В понедельник тело перевезли для церемонии прощания в Дом траура, домой было решено его не возить. Накануне вечером перед сном отец устроил нечто вроде семейной планерки или прогона, в подзабытом им руководящем стиле. Все уже переговорено было десять раз, и я не сдержался:
– Пап, все готово к похоронам. Завтра трудный день, нам пора ложиться спать.
– А ты мне не указывай!
– Давай только без нервов.
Но он уже завелся:
– Что я, хуже всех?! Да я больше вас всех делаю! Кто ты такой, чтобы мне указывать?!
Матери не стало, и он теперь совсем не обязан был относиться ко мне как к своему сыну.
Женщины безмолвствовали. Я поднялся и отправился в спальню, прихватив жену. Хлопнул дверью, давясь ругательствами.
– Таки сделал это! Ах ты… сделал это. Добился-таки своего – устроил скандал накануне похорон для разрядки!..
Это был его излюбленный способ приведения своей нервной системы в работоспособное состояние. Остальные изо всех сил стремились сдержаться, пережигая адреналин в себе, а он вспыхивал прилюдно, как сухой порох, и уже через час-другой – полный порядок. Наутро ни следа, ни памяти об учиненном скандале.
Мать была крещеной, но неверующей, еще и ветеринаром по образованию. «Негры? У них же потовые железы как у обезьян!..» Всю жизнь помнила горячий пирожок с мясом, купленный на Дерибасовской чуть не за полстипендии и вырванный из рук убежавшим беспризорником. Она не весила тогда и пятидесяти килограммов. Теперь вдвое больше.

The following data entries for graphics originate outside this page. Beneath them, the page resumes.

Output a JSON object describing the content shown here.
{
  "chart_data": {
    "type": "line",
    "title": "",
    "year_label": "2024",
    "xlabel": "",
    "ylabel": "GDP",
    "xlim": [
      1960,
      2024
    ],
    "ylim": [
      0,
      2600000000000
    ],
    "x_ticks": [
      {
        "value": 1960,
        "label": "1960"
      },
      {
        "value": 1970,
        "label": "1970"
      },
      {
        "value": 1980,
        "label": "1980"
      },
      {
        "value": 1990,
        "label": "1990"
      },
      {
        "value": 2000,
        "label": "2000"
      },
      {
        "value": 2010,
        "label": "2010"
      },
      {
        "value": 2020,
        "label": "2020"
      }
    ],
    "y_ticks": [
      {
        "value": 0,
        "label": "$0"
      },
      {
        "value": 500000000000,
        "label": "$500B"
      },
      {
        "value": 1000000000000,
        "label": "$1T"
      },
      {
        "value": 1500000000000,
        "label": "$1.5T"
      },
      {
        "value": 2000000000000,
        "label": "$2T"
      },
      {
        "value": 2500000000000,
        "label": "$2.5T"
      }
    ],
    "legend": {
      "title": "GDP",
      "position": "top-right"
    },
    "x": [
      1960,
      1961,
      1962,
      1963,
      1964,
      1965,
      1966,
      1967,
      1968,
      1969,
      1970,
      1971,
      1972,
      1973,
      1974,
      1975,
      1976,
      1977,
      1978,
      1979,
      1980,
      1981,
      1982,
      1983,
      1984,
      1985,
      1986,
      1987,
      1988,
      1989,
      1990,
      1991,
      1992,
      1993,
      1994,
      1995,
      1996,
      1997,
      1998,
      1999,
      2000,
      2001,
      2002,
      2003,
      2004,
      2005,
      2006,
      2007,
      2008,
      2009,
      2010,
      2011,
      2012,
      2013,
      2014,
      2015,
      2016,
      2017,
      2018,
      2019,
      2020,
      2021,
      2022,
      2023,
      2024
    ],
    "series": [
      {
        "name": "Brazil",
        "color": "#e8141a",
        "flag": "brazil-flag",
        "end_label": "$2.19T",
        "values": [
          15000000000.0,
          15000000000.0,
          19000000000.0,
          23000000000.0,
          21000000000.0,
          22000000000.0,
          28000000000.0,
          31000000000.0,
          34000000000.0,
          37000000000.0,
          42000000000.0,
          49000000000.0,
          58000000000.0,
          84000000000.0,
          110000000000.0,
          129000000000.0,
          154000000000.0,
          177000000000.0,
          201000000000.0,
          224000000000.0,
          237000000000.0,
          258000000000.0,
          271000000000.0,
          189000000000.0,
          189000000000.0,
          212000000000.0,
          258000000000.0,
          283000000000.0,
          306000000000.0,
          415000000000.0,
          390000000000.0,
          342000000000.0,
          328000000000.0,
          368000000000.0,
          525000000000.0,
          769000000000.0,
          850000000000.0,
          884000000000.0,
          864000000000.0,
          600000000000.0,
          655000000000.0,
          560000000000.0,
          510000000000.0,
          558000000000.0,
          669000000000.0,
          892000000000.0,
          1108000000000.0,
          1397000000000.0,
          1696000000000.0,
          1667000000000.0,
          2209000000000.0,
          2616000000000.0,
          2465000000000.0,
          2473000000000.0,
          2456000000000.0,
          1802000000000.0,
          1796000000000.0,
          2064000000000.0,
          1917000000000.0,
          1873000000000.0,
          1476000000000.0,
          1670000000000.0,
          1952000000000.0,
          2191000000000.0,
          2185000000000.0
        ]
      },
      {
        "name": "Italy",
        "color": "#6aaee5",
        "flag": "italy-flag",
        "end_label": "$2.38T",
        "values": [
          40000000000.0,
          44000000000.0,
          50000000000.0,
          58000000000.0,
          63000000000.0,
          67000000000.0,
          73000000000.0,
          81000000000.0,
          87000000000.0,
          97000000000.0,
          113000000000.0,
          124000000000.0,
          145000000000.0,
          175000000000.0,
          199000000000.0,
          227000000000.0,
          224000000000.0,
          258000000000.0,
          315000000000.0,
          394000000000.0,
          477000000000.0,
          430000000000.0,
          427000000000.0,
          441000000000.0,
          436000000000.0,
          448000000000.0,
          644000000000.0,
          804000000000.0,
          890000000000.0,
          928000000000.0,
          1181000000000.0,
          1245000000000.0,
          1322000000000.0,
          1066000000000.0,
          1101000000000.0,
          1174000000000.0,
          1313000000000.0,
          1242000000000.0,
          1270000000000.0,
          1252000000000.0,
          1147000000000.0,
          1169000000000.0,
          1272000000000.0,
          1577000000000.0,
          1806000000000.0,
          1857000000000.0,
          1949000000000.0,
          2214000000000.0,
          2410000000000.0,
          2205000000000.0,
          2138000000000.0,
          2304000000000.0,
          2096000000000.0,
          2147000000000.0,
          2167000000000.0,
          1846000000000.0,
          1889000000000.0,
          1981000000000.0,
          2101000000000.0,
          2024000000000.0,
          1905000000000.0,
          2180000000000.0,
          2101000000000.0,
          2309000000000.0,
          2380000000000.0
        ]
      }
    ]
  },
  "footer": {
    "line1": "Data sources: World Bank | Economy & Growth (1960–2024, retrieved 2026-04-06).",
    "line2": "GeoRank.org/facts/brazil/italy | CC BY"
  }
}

И вот она лежала на подиуме в зале Дома траура. Полсотни человек толпилось вокруг: родня, друзья семьи, соседи, бывшие сослуживцы. Отец вел себя достойно и по-людски, но совершенно не знал, что сказать. Попросили Ивана, мужа Ольги, и он, собравшись с духом, произнес короткую путаную речь, начавшуюся обращением: «Товарищи!..» После чего Ефимовна бросилась к гробу и закатила истерику, натуральный плач, которому никто не поверил. Тогда верующие соседки, испросив согласия отца, хором завели молитву. Регентом была Ольга. Они причитали и жаловались женскими голосами: «Иже еси на небеси… и упокой… и пощади… и прости прегрешения», а Ольга суровым голосом кричала на них: «Бог простит!» А они опять заводили, и жаловались, и канючили, и просили снисхождения, а она опять обрывала их неумолимым «Бог простит!» И мое сердце крещеного закоренелого безбожника сжималось от сладкого ужаса и правоты этих беспощадных слов – и приговора: «Бог простит!»